Even the breeze through the dusty ravine seemed to mock her, whispering “too late, too late, too late” over and over until it became almost torturous.
Three long Earth years she’d travelled to get here, following rumours and sotto voce conversations in bars she thought she’d never get out of. The laser pistol at her hip had seen more use than she’d hoped – slavers, kidnappers, and perverts had all stared down the barrel, and more than once she’d barely escaped with her life.
And all for this. For nothing.
The portal had been decimated and there was no rebuilding it. Even if she could have rearranged the stones, some of which were far too heavy for even three people to lift, the very essence of it, the power that kept The Travelways open, wouldn’t return.
Remnants of ancient energy flickered here and there, but the purpose of the site had gone, dissipated in the wind.

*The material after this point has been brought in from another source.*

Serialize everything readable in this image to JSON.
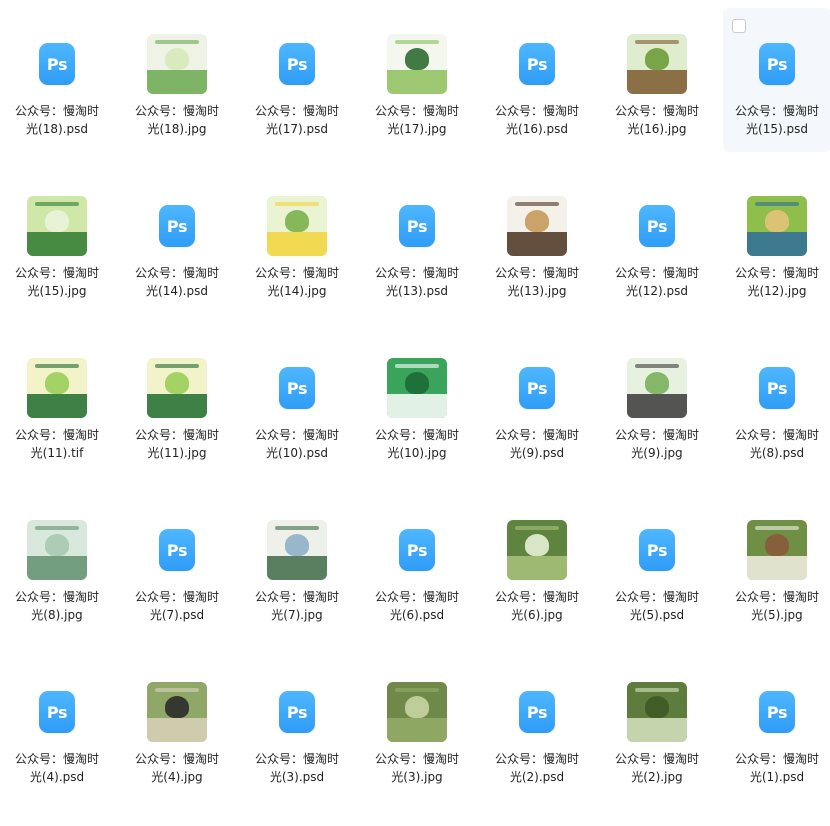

For long moments she knelt, the loss total, until her attention was brought back to the present by something beeping, quietly, insistently, in her backpack. She scrambled for it, not daring to hope that another path back to her own dimension had been found. This was the last anyone had heard of, and the routes laid open by The Harbingers, through which she’d accidentally fallen, had been being systematically closed off for centuries of human time by them.
No one ever spoke their name, lest it summonsed them, and brought down their wrath on an entire world, so she’d only worked out through inference and snatches of gossip who, or rather what they were. Vast malignant intelligences, seeking to isolate this reality from others, they closed gateways wherever they were detected. They were what had led her, post wormhole, to crash her ship on that backwater shithole of a planet in the first place. If she’d known then what she knew now, she’d have turned around and gone straight back within seconds of arriving, but she’d been so overwhelmed by the idea of exploration that she’d paused too long. They’d arrived and destroyed it.

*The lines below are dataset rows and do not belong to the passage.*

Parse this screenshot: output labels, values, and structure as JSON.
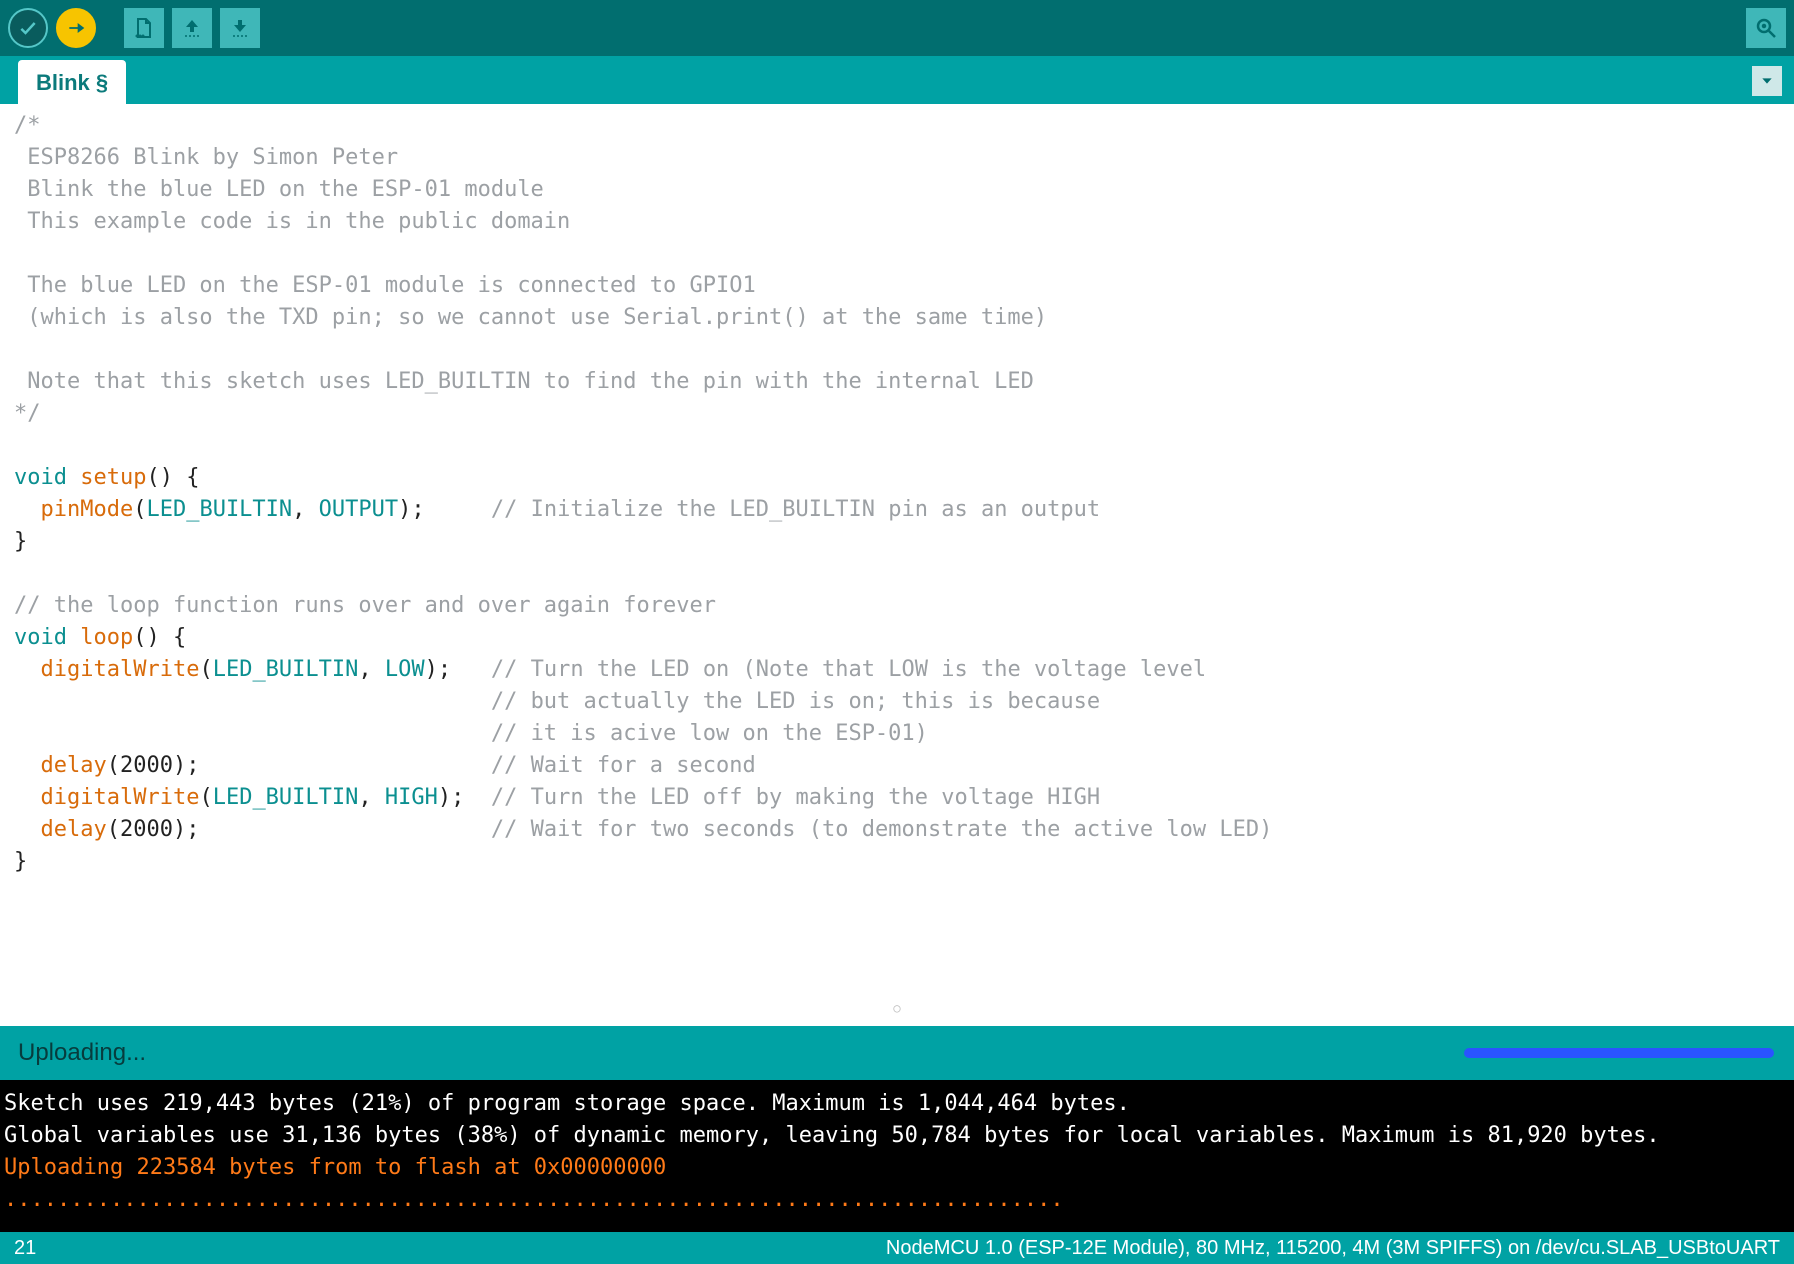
{
  "toolbar": {
    "verify_tooltip": "Verify",
    "upload_tooltip": "Upload",
    "new_tooltip": "New",
    "open_tooltip": "Open",
    "save_tooltip": "Save",
    "serial_monitor_tooltip": "Serial Monitor"
  },
  "tabs": {
    "active": "Blink",
    "dirty_marker": "§"
  },
  "code": {
    "lines": [
      {
        "t": "comment",
        "text": "/*"
      },
      {
        "t": "comment",
        "text": " ESP8266 Blink by Simon Peter"
      },
      {
        "t": "comment",
        "text": " Blink the blue LED on the ESP-01 module"
      },
      {
        "t": "comment",
        "text": " This example code is in the public domain"
      },
      {
        "t": "comment",
        "text": ""
      },
      {
        "t": "comment",
        "text": " The blue LED on the ESP-01 module is connected to GPIO1"
      },
      {
        "t": "comment",
        "text": " (which is also the TXD pin; so we cannot use Serial.print() at the same time)"
      },
      {
        "t": "comment",
        "text": ""
      },
      {
        "t": "comment",
        "text": " Note that this sketch uses LED_BUILTIN to find the pin with the internal LED"
      },
      {
        "t": "comment",
        "text": "*/"
      },
      {
        "t": "blank",
        "text": ""
      },
      {
        "t": "code",
        "seg": [
          [
            "kw",
            "void "
          ],
          [
            "builtin",
            "setup"
          ],
          [
            "punc",
            "() {"
          ]
        ]
      },
      {
        "t": "code",
        "seg": [
          [
            "punc",
            "  "
          ],
          [
            "builtin",
            "pinMode"
          ],
          [
            "punc",
            "("
          ],
          [
            "const",
            "LED_BUILTIN"
          ],
          [
            "punc",
            ", "
          ],
          [
            "const",
            "OUTPUT"
          ],
          [
            "punc",
            ");     "
          ],
          [
            "comment",
            "// Initialize the LED_BUILTIN pin as an output"
          ]
        ]
      },
      {
        "t": "code",
        "seg": [
          [
            "punc",
            "}"
          ]
        ]
      },
      {
        "t": "blank",
        "text": ""
      },
      {
        "t": "comment",
        "text": "// the loop function runs over and over again forever"
      },
      {
        "t": "code",
        "seg": [
          [
            "kw",
            "void "
          ],
          [
            "builtin",
            "loop"
          ],
          [
            "punc",
            "() {"
          ]
        ]
      },
      {
        "t": "code",
        "seg": [
          [
            "punc",
            "  "
          ],
          [
            "builtin",
            "digitalWrite"
          ],
          [
            "punc",
            "("
          ],
          [
            "const",
            "LED_BUILTIN"
          ],
          [
            "punc",
            ", "
          ],
          [
            "const",
            "LOW"
          ],
          [
            "punc",
            ");   "
          ],
          [
            "comment",
            "// Turn the LED on (Note that LOW is the voltage level"
          ]
        ]
      },
      {
        "t": "code",
        "seg": [
          [
            "punc",
            "                                    "
          ],
          [
            "comment",
            "// but actually the LED is on; this is because"
          ]
        ]
      },
      {
        "t": "code",
        "seg": [
          [
            "punc",
            "                                    "
          ],
          [
            "comment",
            "// it is acive low on the ESP-01)"
          ]
        ]
      },
      {
        "t": "code",
        "seg": [
          [
            "punc",
            "  "
          ],
          [
            "builtin",
            "delay"
          ],
          [
            "punc",
            "("
          ],
          [
            "num",
            "2000"
          ],
          [
            "punc",
            ");                      "
          ],
          [
            "comment",
            "// Wait for a second"
          ]
        ]
      },
      {
        "t": "code",
        "seg": [
          [
            "punc",
            "  "
          ],
          [
            "builtin",
            "digitalWrite"
          ],
          [
            "punc",
            "("
          ],
          [
            "const",
            "LED_BUILTIN"
          ],
          [
            "punc",
            ", "
          ],
          [
            "const",
            "HIGH"
          ],
          [
            "punc",
            ");  "
          ],
          [
            "comment",
            "// Turn the LED off by making the voltage HIGH"
          ]
        ]
      },
      {
        "t": "code",
        "seg": [
          [
            "punc",
            "  "
          ],
          [
            "builtin",
            "delay"
          ],
          [
            "punc",
            "("
          ],
          [
            "num",
            "2000"
          ],
          [
            "punc",
            ");                      "
          ],
          [
            "comment",
            "// Wait for two seconds (to demonstrate the active low LED)"
          ]
        ]
      },
      {
        "t": "code",
        "seg": [
          [
            "punc",
            "}"
          ]
        ]
      }
    ]
  },
  "status": {
    "label": "Uploading...",
    "progress_percent": 100
  },
  "console": {
    "lines": [
      {
        "cls": "",
        "text": "Sketch uses 219,443 bytes (21%) of program storage space. Maximum is 1,044,464 bytes."
      },
      {
        "cls": "",
        "text": "Global variables use 31,136 bytes (38%) of dynamic memory, leaving 50,784 bytes for local variables. Maximum is 81,920 bytes."
      },
      {
        "cls": "orange",
        "text": "Uploading 223584 bytes from to flash at 0x00000000"
      },
      {
        "cls": "orange",
        "text": "................................................................................"
      }
    ]
  },
  "footer": {
    "line_number": "21",
    "board_info": "NodeMCU 1.0 (ESP-12E Module), 80 MHz, 115200, 4M (3M SPIFFS) on /dev/cu.SLAB_USBtoUART"
  }
}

And now they’d reached this one too.
She pulled a jerry-rigged detector and comms unit out of her pack and swore again, this time though through exhaustion.
Another anomaly. Another chance, two systems away.
Slowly, she trudged back to the hoverbike, her facemask now raised against the dust, and aimed for the nearest spaceport. She’d trade the machine for passage on a ship and hope against hope that, this time, she’d make it before they did.
From the darkness of the canyon shadows, vengeful eyes watched her leave.